Modern Millie, Vanna Banana, Marissa Mayer, and Me
I recently read this article – referencing my generation of women (Y) as the most ignored leadership pipeline in business. I thought it was an interesting read (not that I’m biased or anything!). I can certainly attest to the fact that more than anything else in my career, I seek challenges and responsibility. Funny enough, I had to chuckle this week while watching Thoroughly Modern Millie (LOVE it!) as Millie kept referring to herself as a ‘Modern’ – destined to enter the ‘man’s world,’ wear knee-length dresses, and marry her boss. 
Sandwiched somewhere between the Moderns and the X-es, the Boomers, are a whole different species. Certainly a broad stereotype… but I couldn’t resist posting this when I ran across her style blog (and various other user-interactive content) on wheeloffortune.com
…talk about job repetition. I’m pretty sure that Vanna’s score would top the job boredom scale. Is it just me, or did most of the lady boomers settle for jobs that would make it hard to want to get up every morning just thinking about having to go in to the office? Then there’s the X-ers.
These women flooded the corporate offices, proving their prowess as writers/engineers/lawyers/doctors, and branding themselves as the mothers that infamously raised latch-key kids.
Certainly much more family-centric, us Y-ers are left asking questions like ‘How flexible is my schedule?’, ‘What all can I balance?’, and ‘What is it that makes being more edjumacated than the average woman AND being home with my kids after school so critical?’ I just want to spend my time in meaningful and useful ways no matter where I am.
But I’m not the only one – as proved by the stat (per Deloitte survey) that more than half of workers in their 20s prefer employment at companies that offer volunteer opportunities. Also, companies are starting to realize that they are going to have to get more creative in order to keep talented women on the road to success. Companies like Merrill Lynch, Bank of America, Goldman Sachs, and Sara Lee (read more here) have already launched restarting and returns programs for associates that find themselves opting out of the workplace and yet maintaining a longer term strategy to stay connected.
WE wonders if ten years from now women will even still let men work because women might just take over. Like an alien invasion.
Humm…does that mean that ten years from now, a man can have Vanna’s job???



Great thoughts. I love the wheal of fortune pic. I laughed really hard.
tap tap…tap tap…tap tap…tapioca everyone!
he’s just full of applesauce.
love thoroughly modern millie.
i’ll have to read the rest of your post when baby girl isn’t screaming at me.

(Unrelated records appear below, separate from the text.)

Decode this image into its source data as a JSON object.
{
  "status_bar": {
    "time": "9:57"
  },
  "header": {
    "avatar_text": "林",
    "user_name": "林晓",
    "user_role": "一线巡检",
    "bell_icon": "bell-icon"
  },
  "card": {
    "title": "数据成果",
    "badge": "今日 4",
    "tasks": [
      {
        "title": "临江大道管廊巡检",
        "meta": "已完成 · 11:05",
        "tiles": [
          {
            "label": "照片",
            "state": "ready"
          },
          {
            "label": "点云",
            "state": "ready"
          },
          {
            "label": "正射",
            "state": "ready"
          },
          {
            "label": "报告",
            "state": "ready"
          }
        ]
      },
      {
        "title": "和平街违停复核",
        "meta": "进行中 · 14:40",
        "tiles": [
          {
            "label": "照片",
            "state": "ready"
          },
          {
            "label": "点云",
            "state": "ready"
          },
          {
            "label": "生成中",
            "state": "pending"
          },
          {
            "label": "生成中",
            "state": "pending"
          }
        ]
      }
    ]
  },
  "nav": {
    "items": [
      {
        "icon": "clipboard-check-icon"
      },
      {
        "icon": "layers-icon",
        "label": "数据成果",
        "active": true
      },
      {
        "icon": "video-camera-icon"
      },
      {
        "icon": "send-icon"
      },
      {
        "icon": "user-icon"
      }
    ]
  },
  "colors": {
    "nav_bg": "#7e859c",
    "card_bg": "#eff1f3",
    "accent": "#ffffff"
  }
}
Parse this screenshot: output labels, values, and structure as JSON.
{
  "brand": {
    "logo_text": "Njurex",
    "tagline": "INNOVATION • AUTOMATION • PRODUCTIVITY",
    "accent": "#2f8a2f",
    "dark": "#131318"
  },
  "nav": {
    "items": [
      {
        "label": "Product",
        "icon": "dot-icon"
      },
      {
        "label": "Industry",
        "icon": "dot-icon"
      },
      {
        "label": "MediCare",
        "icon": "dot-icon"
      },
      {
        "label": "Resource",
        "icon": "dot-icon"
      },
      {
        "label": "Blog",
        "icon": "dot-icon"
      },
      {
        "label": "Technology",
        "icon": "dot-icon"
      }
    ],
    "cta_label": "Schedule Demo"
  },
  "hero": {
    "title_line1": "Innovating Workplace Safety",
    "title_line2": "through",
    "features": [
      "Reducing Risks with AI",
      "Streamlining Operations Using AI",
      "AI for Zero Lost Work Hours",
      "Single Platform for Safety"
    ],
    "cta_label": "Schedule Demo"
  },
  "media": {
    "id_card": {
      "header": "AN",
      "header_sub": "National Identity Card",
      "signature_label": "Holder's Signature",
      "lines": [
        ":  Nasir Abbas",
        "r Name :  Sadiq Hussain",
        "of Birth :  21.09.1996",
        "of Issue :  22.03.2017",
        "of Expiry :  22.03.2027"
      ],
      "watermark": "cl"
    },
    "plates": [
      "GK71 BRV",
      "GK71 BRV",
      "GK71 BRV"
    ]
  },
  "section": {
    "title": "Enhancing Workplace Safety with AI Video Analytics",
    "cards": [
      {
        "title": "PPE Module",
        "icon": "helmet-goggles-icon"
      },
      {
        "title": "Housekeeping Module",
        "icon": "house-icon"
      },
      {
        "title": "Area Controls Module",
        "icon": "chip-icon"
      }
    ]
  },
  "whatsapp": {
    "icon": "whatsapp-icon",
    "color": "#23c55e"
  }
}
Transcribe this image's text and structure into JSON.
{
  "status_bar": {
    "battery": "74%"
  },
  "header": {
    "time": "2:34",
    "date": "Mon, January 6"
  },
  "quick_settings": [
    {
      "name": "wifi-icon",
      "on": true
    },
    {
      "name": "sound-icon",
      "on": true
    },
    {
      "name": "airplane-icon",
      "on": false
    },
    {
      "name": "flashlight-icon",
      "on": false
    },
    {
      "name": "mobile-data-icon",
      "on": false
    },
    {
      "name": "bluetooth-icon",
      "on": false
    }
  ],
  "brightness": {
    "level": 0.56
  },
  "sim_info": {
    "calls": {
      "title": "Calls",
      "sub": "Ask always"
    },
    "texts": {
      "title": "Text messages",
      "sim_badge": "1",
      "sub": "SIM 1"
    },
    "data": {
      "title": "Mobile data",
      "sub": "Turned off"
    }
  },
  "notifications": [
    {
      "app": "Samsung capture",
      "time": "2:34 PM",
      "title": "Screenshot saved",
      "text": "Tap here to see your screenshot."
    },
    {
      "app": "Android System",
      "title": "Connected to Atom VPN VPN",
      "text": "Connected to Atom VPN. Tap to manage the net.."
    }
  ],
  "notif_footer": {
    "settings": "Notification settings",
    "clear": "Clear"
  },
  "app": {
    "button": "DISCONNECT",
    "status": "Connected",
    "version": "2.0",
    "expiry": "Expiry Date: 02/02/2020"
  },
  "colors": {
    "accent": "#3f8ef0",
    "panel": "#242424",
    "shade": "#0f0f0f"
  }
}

I think about this all the time. I feel like execs don’t grasp how much responsility and creativity our generation posses. We move fast, and we’re a great bridge from gen X to the millenials because we know what it was like before technology took off.
yes to volunteer opportunities and flexible schedules in the workplace!
Can’t the government just pay us a huge salary just because we are Americans and like 20 times awesomer than every other country on the earth?
Sure, but what does that have to do with this?